Search code examples
javahtmlxmlxhtmlxom

How do I take off the XML version tag in the XOM library for Java?


I'm writing a small application in Java that uses XOM to output XHTML.

The problem is that XOM places the following tag before all the html:

<?xml version="1.0" encoding="UTF-8"?>

I've read their documentation, but I can't seem to find how to remove this tag. Thanks guys.

Edit: I'm outputting to a file using XOM's Serializer class

Follow up: If it is good practice to use the XML tag before the DOCTYPE, why don't any websites use it? Also, why does the W3C validator give me and error when it sees the XML tag? Here is the error:

Illegal processing instruction target (found xml)

Finally, if I were to put the XML tag before my DOCTYPE, does this mean I don't have to specify <meta charset="UTF-8" /> in my html header?


Solution

  • The tag is valid as XML and XHTML, and good practice. There should be no reason to remove it.

    Just leave it there ... or fix whatever it is that is expecting it not to be there.


    If you don't believe me, take a look at this excerpt from the XHTML 1.1 spec.
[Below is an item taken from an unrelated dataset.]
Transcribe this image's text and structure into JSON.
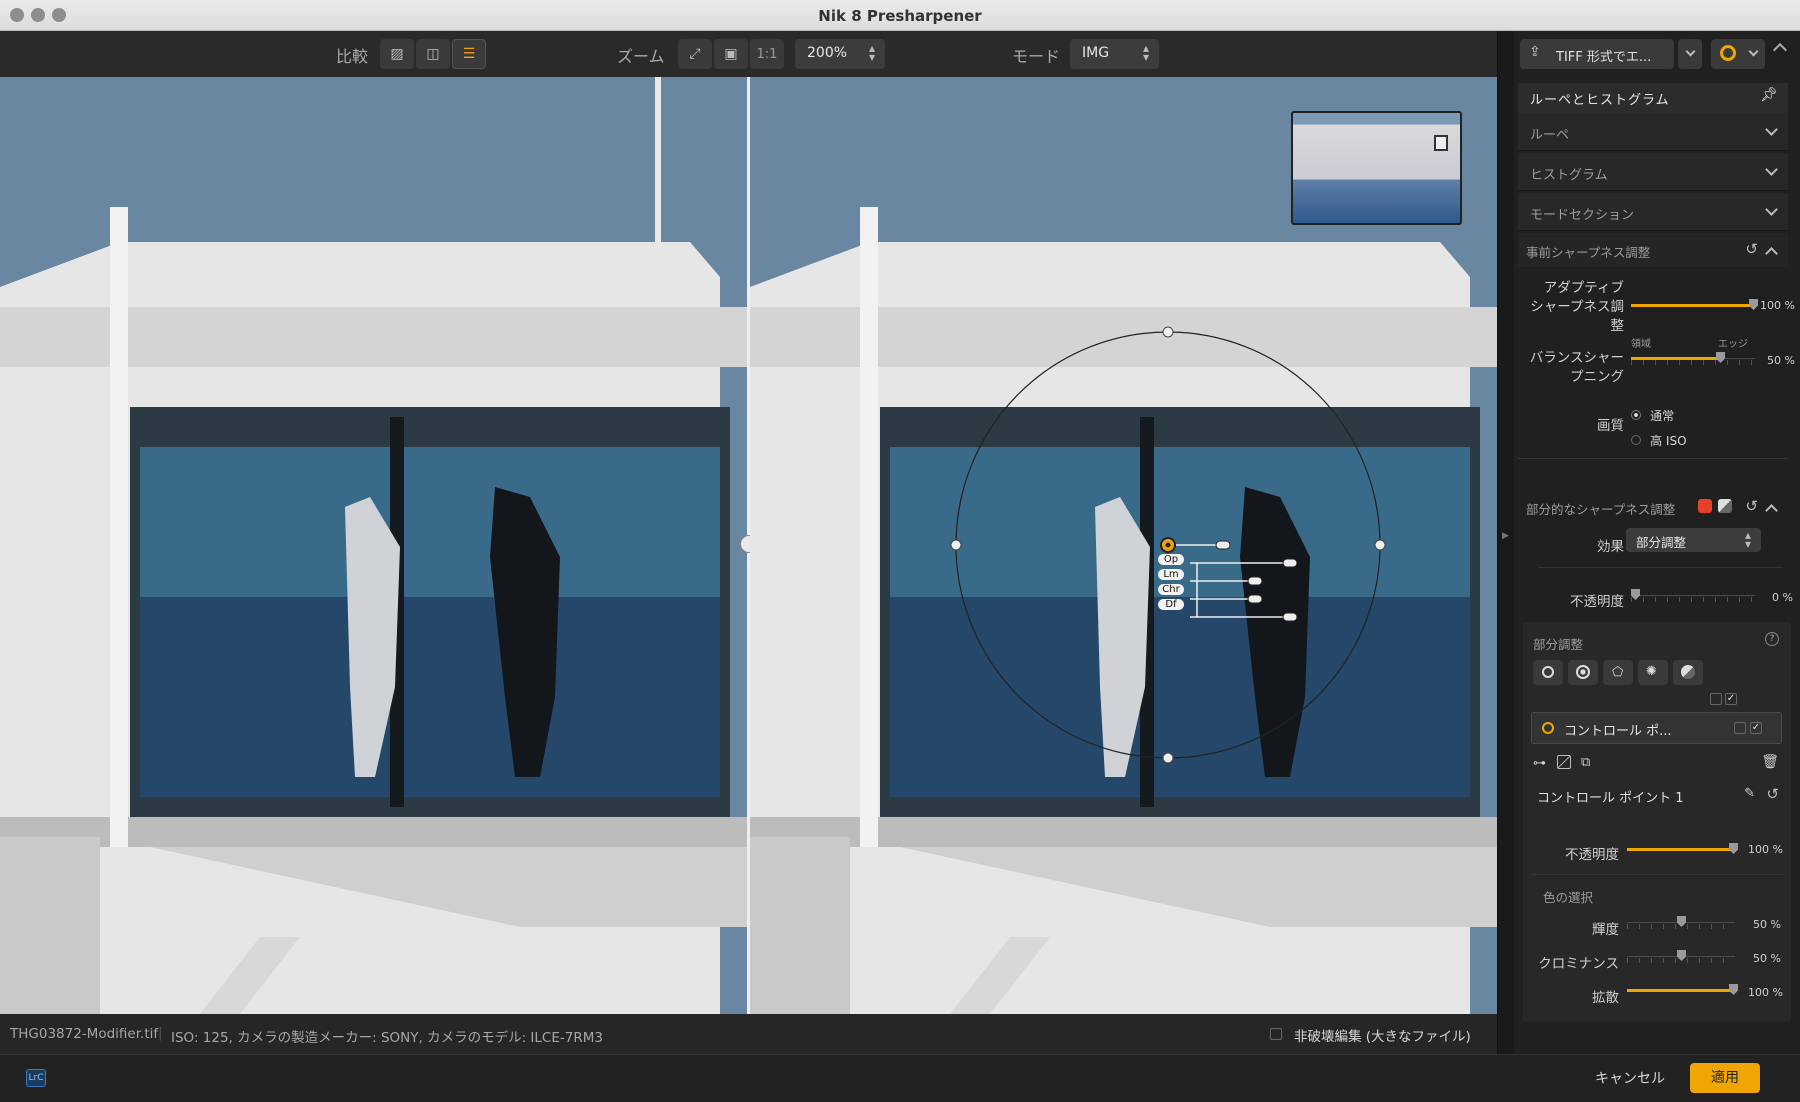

    "Example of an XHTML 1.1 document

     <?xml version="1.0" encoding="UTF-8"?>
     <!DOCTYPE html PUBLIC "-//W3C//DTD XHTML 1.1//EN"
         "http://www.w3.org/TR/xhtml11/DTD/xhtml11.dtd">
     <html version="-//W3C//DTD XHTML 1.1//EN"
           xmlns="http://www.w3.org/1999/xhtml" xml:lang="en"
           xmlns:xsi="http://www.w3.org/2001/XMLSchema-instance"
           xsi:schemaLocation="http://www.w3.org/1999/xhtml
                          http://www.w3.org/MarkUp/SCHEMA/xhtml11.xsd"
     >
       <head>
         <title>Virtual Library</title>
       </head>
       <body>
         <p>Moved to <a href="http://example.org/">example.org</a>.</p>
       </body>
     </html>
    

    Note that in this example, the XML declaration is included. An XML declaration like the one above is not required in all XML documents. XHTML document authors SHOULD use XML declarations in all their documents. XHTML document authors MUST use an XML declaration when the character encoding of the document is other than the default UTF-8 or UTF-16 and no encoding is specified by a higher-level protocol."


    By the way, the W3C validation service says that is OK ... but if there is any whitespace before the <?xml ...?> tag it complains.